The design consultant’s failure to fix the number cost them $1.9 million. But, as reported here on Friday, the city decided that since the pads had to be re-replaced anyway, it might as well get them built to a newer toughness standard that had emerged since the original order. The new pads, the committee was told this morning, cost three times as much – they include steel. So that extra cost, plus the cost of some repairs needed on the Fauntleroy Expressway, means the city will spend an additional $2.6 million. (And that number could change – downward or upward – the council committee was told today.)
It was reiterated in the briefing that the bridge is safe; as an SDOT spokesperson told us last Friday, it’s an issue of wear and tear – the bridge will last longer with tougher bearing pads.
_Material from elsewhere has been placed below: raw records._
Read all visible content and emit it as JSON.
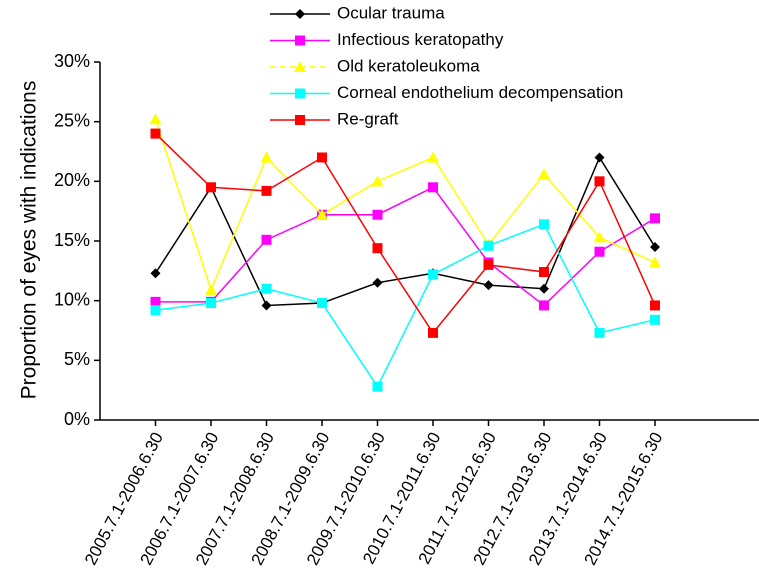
{
  "chart_data": {
    "type": "line",
    "y_label": "Proportion of eyes with indications",
    "categories": [
      "2005.7.1-2006.6.30",
      "2006.7.1-2007.6.30",
      "2007.7.1-2008.6.30",
      "2008.7.1-2009.6.30",
      "2009.7.1-2010.6.30",
      "2010.7.1-2011.6.30",
      "2011.7.1-2012.6.30",
      "2012.7.1-2013.6.30",
      "2013.7.1-2014.6.30",
      "2014.7.1-2015.6.30"
    ],
    "series": [
      {
        "name": "Ocular trauma",
        "color": "#000000",
        "marker": "diamond",
        "values": [
          12.3,
          19.5,
          9.6,
          9.8,
          11.5,
          12.3,
          11.3,
          11.0,
          22.0,
          14.5
        ]
      },
      {
        "name": "Infectious keratopathy",
        "color": "#ff00ff",
        "marker": "square",
        "values": [
          9.9,
          9.9,
          15.1,
          17.2,
          17.2,
          19.5,
          13.2,
          9.6,
          14.1,
          16.9
        ]
      },
      {
        "name": "Old keratoleukoma",
        "color": "#ffff00",
        "marker": "triangle",
        "values": [
          25.2,
          10.9,
          22.0,
          17.2,
          20.0,
          22.0,
          14.7,
          20.6,
          15.3,
          13.2
        ]
      },
      {
        "name": "Corneal endothelium decompensation",
        "color": "#00ffff",
        "marker": "square",
        "values": [
          9.2,
          9.8,
          11.0,
          9.8,
          2.8,
          12.2,
          14.6,
          16.4,
          7.3,
          8.4
        ]
      },
      {
        "name": "Re-graft",
        "color": "#ff0000",
        "marker": "square",
        "values": [
          24.0,
          19.5,
          19.2,
          22.0,
          14.4,
          7.3,
          13.0,
          12.4,
          20.0,
          9.6
        ]
      }
    ],
    "ylim": [
      0,
      30
    ],
    "yticks": [
      {
        "value": 0,
        "label": "0%"
      },
      {
        "value": 5,
        "label": "5%"
      },
      {
        "value": 10,
        "label": "10%"
      },
      {
        "value": 15,
        "label": "15%"
      },
      {
        "value": 20,
        "label": "20%"
      },
      {
        "value": 25,
        "label": "25%"
      },
      {
        "value": 30,
        "label": "30%"
      }
    ]
  }
}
As for the additional repairs the bridge is going to get – the briefing this morning mentioned falling concrete and cracked girders, because it’s “an older bridge.” If it’s not fixed, water will get into the rebar and potentially lead to a “real structural problem.” (This part of the bridge was built in 1963 – more than 20 years before the main part of the high-level bridge, completed in 1984.)
Also mentioned at the briefing: You’ll see some crews out this month doing inspection as part of the preparation for this work, which could require up to 20 nighttime closures; SDOT says it won’t be as impactful as last time, when some of the closures were combined with closures needed for work on the Spokane Street Viaduct project, which has long since been completed. (This WSB report from 2012 takes a closer look at how the work was done.)
And yes, SDOT has learned a lesson, it was acknowledged at today’s briefing: When they ask a consultant to fix an error, they’ll check to make sure it got fixed.